On every page where a form is displayed that accepts input (i.e. the page editor, and the bottom of discussion pages), Aneuch will also present a hidden (to the human user) form which also accepts input. The difference is, anything submitted through this form is automatically flagged as spam. The reasoning for this is since a human user can't (under normal circumstances) even see the form, then they wouldn't be filling it out.

This form is displayed first before the legitimate edit form, and as such, most spam bots will see it first, and not even bother with the real form.

This method is moderately effective at combating most forms of automated spam, and should have absolutely no effect on any legitimate user (as they will never see the form anyways).

TextCha

Captchas are pretty ubiquitous around the internet at this point. You'll know it when you see it, and undoubtedly, you've seen it many, many times. A captcha is an image that has (usually) difficult to read text in it, and then there is a form that asks you to type what you see.

But there are some drawbacks to captchas. Firstly, they have been broken by automated bots. And secondly, it could have a major impact on your users if they are impaired, or have diminished vision. Truth be told, there could be any number of scenarios whereby your users and contributers just can't make out the captcha, and are thus effectively blocked from participating in and contributing to your community. Heck, even I myself have had problems with captchas in the past. I once got a captcha that included Chinese text in it. Imagine my frustration upon encountering this!

Enter TextCha's. I got the idea for TextCha's from the MoinMoin wiki engine, which all but eliminated the spam problem facing MoinMoin powered websites once implemented.

Basically, it's a question/answer type of deal. Similar to captchas, however it's more logic-based rather than visual comprehension. For example, a site administrator could use as a question something very specific about the site that only its regular users would have knowledge of. An example of a poor question, however, would be a simplistic math problem (like "What is 2 + 2?")

A TextCha should:

  • have 1 word / 1 number answers
  • ask questions that normal users of your site are likely to be able to answer
  • not ask questions that are too hard
  • not ask "computable" questions, like "1+1" or "2*3"
  • not ask a question that is all too common

Also, you should not share your questions with other sites / copy questions from other sites (or spammers might try to adapt to this).

BannedContent

Finally, Aneuch implements a banned content feature. Using rules that an administrator loads into the back-end, Aneuch will check the content being submitted for a page update. If one of the rules is triggered, the edit will be rejected as spam.

This has the potential for the most impact against your legitimate users. If an administrator inadvertently specifies a rule incorrectly, it's possible that the rule could get triggered in instances where it was never meant to be. If this happens, your legitimate contributors may be discouraged from participating further, and your community would experience a decline in overall engagement.
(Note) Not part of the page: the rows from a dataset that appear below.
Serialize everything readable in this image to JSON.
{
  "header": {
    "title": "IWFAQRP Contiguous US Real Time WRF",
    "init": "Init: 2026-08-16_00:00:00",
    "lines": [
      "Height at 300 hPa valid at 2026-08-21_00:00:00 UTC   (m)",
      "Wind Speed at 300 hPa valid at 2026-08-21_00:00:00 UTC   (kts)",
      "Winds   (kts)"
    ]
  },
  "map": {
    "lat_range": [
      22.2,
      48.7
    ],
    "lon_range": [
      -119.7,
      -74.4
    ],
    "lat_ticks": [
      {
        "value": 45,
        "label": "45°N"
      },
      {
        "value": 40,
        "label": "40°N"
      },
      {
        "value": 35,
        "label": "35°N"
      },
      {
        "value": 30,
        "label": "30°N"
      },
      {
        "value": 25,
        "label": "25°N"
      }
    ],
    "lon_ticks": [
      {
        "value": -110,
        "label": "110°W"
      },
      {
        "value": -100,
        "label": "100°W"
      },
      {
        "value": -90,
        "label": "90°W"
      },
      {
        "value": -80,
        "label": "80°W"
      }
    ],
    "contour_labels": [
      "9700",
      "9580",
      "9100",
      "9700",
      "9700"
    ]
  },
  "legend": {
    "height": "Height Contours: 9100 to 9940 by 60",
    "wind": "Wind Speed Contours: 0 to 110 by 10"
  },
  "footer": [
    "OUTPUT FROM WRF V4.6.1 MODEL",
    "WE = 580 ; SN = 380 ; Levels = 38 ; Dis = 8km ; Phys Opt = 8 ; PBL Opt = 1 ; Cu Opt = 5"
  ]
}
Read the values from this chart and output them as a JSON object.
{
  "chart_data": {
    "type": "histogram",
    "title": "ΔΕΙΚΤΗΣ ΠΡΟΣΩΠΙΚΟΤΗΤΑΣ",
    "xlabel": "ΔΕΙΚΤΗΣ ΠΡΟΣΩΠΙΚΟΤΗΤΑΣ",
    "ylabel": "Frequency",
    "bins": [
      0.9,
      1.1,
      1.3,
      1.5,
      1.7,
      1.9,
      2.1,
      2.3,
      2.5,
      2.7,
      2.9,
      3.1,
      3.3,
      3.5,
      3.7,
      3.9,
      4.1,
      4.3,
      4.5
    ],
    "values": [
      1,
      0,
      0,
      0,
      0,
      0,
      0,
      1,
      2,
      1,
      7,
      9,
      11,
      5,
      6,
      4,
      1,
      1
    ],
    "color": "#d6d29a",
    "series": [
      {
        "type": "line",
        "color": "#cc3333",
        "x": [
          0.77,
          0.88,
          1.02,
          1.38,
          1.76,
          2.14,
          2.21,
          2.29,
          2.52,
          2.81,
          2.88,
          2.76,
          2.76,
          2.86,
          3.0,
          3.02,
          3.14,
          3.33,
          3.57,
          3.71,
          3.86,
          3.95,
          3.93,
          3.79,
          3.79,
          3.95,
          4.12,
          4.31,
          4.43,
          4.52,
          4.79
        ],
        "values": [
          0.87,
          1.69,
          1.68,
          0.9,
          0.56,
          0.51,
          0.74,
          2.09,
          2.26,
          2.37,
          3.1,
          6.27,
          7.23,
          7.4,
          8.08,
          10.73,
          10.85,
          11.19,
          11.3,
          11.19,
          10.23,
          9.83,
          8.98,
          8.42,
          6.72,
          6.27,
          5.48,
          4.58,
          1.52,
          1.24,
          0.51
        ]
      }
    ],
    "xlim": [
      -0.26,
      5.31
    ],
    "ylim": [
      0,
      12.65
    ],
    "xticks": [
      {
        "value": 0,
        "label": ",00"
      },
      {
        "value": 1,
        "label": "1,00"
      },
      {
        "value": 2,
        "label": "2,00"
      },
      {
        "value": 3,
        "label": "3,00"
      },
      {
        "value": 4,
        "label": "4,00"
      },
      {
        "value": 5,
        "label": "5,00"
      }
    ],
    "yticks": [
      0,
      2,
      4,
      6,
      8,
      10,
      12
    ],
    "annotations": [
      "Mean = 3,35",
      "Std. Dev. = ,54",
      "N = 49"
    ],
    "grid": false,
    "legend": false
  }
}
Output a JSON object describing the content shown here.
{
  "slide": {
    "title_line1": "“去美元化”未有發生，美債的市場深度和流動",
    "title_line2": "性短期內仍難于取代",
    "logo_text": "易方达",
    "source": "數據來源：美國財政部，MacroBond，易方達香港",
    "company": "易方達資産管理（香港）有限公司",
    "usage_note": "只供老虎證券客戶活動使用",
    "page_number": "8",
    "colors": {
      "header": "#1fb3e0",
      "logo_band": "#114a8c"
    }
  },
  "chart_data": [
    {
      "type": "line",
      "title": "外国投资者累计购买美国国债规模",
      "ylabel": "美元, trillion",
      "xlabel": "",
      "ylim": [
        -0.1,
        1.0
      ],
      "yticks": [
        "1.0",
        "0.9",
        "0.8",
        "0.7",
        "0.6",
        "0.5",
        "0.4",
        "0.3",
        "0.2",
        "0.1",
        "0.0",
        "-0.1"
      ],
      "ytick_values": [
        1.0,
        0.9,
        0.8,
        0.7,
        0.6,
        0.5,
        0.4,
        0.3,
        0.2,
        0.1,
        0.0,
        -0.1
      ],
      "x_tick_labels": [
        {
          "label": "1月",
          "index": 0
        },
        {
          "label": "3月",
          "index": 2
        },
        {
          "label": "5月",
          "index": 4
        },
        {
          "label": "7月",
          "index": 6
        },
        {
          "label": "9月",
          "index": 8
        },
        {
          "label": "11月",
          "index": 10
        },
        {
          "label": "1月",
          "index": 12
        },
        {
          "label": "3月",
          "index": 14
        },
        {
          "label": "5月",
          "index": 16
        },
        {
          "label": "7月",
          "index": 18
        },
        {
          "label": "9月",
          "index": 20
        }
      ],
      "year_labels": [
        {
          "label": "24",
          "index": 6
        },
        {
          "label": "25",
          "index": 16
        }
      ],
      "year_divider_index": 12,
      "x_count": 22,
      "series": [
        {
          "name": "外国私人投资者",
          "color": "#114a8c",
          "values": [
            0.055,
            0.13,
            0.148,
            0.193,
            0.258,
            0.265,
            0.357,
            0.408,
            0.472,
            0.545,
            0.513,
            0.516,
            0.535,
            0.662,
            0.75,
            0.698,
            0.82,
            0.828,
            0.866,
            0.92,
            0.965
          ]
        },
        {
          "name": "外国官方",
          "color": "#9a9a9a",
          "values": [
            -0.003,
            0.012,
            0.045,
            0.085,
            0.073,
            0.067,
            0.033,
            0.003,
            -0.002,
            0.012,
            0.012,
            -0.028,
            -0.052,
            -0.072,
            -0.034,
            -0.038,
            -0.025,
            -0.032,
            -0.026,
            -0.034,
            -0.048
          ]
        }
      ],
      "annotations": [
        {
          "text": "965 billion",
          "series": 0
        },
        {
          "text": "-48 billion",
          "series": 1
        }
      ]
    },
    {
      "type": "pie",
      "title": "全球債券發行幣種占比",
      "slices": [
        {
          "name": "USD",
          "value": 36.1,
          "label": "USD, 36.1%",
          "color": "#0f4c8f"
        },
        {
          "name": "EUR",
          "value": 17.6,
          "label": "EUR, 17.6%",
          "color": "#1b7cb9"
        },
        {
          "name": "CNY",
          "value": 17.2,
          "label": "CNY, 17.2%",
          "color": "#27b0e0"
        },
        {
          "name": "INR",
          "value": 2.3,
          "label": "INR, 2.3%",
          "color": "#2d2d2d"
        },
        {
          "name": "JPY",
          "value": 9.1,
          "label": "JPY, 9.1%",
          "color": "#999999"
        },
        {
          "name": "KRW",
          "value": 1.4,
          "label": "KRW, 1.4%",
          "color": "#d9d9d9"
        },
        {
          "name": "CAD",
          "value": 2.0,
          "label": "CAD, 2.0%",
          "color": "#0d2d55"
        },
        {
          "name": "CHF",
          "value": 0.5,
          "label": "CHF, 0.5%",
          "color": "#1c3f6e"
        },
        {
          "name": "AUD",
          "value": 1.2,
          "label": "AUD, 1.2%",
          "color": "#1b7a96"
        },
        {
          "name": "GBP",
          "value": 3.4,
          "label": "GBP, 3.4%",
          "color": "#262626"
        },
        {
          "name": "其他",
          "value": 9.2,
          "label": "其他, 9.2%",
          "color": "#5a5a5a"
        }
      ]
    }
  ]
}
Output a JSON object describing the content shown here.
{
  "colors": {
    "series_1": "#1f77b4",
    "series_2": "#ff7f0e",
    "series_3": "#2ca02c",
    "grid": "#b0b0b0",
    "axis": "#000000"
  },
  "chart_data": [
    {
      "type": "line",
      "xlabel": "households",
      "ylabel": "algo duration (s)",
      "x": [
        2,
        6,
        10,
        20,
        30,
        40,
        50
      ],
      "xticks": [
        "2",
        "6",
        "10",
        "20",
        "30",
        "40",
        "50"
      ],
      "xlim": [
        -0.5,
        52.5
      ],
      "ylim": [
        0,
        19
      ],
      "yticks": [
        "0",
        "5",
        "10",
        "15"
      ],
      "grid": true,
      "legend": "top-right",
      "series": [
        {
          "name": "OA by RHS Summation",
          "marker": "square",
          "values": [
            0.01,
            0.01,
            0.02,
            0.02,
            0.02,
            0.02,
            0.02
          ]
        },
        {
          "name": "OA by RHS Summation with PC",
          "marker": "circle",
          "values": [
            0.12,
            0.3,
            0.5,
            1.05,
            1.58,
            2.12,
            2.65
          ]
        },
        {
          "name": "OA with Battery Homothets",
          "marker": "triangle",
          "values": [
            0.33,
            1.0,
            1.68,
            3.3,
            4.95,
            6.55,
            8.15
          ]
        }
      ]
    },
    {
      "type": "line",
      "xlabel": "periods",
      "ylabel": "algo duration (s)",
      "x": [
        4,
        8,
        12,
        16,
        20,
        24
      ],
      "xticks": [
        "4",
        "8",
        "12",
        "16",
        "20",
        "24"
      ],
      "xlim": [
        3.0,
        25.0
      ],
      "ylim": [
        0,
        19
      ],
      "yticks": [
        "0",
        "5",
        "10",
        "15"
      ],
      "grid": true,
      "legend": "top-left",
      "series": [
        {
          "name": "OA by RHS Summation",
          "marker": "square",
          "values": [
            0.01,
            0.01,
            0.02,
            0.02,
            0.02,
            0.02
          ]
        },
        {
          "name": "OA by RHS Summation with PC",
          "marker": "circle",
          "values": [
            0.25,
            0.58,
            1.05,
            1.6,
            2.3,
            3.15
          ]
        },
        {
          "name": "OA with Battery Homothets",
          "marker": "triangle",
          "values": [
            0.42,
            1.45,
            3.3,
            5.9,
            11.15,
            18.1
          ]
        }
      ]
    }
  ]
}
This option should be used carefully by an administrator who is comfortable using regular expressions (or pre-load our global BannedContentFile).

Administrative Bypassing

It should be noted that if a user is logged in to a site as an admin, then all spam checks will be bypassed. This is by design, as admins should effectively have free reign to do as they please. However, it certainly does leave an attack vector open. If a malicious user gains access to an admin password, then it's game over.